07/07/03 - 07:18 AM EDT
The practical problem is that it's still the most overvalued of all the broad indexes. You're still getting a dividend yield of 1.6%, if you're lucky. That's not great. The reason is, it's market-cap weighted. It becomes over-represented in terms of overvalued stocks. Having said that, I'll refer to Jack Bogle, Vanguard's founder, who notes that you could point out all the flaws of a bumblebee, and say it shouldn't fly. But fly it does. (Laughs.) The S&P 500 over the past 15 years has still beaten the majority of actively managed funds. 7. You discuss the difference between investment firms and marketing firms in the fund world. Are there any active-management firms you do like? First of all, there are the quasi-actively managed funds -- Vanguard and DFA. Vanguard's actively managed funds are good funds because they adhere to the low-expenses, low-turnover discipline. There are other actively managed groups I admire: SsgA has done a good job. Tweedy, Browne does an excellent job, but their expenses are a bit high.
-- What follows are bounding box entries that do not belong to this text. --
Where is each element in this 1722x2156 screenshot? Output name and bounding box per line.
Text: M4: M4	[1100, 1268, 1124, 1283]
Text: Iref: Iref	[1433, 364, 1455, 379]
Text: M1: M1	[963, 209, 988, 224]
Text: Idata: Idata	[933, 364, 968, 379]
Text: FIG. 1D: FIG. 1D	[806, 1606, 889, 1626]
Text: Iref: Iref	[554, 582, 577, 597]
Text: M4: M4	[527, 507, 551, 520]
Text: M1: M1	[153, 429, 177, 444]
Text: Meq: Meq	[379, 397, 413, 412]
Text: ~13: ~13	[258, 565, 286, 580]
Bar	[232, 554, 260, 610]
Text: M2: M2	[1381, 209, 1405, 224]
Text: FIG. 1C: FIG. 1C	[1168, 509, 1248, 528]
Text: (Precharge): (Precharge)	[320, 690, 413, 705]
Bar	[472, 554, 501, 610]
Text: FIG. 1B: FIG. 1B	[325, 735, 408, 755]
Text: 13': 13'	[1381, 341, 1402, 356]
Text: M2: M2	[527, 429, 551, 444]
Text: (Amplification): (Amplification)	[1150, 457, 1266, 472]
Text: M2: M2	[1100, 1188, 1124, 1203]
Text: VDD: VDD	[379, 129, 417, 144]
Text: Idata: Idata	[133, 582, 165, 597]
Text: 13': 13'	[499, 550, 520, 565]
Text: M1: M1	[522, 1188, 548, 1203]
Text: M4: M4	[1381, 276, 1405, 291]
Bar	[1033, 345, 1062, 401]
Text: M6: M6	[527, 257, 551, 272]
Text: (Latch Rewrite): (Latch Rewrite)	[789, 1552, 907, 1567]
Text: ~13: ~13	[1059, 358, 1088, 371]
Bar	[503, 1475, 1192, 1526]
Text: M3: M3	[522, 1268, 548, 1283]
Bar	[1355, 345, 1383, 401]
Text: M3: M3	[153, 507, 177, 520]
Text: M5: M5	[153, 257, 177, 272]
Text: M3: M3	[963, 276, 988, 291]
T. Rowe Price is a decent fund family. It comes down to corporate culture and ethics; all these firms have those. And God save me, even the American Funds Group. They're a load-fund group, but they are low-key; they stick to their discipline; they are appropriately fiduciary. Oh, I also think TIAA-CREF is wonderful and I think [Chief Investment Officer] Martin Leibowitz should be canonized. 8. Your long-term expectations for the market are below historical rates of return -- and certainly below what a lot of pension funds are expecting. Would you explain your outlook going forward? What do you make of the latest market rally? I don't make anything of the latest market rally. I don't know, and no one knows. As I see it, The long term is much more important than the short term. Six months to three years is irrelevant. How well you and I and your readers are going to do depends on what's going to happen over the next 30 years. You can make an educated guess about that -- measure growth in dividends and earnings plus the dividend yield itself. Optimistically, that projects 3.5% real returns, after adjusting for inflation.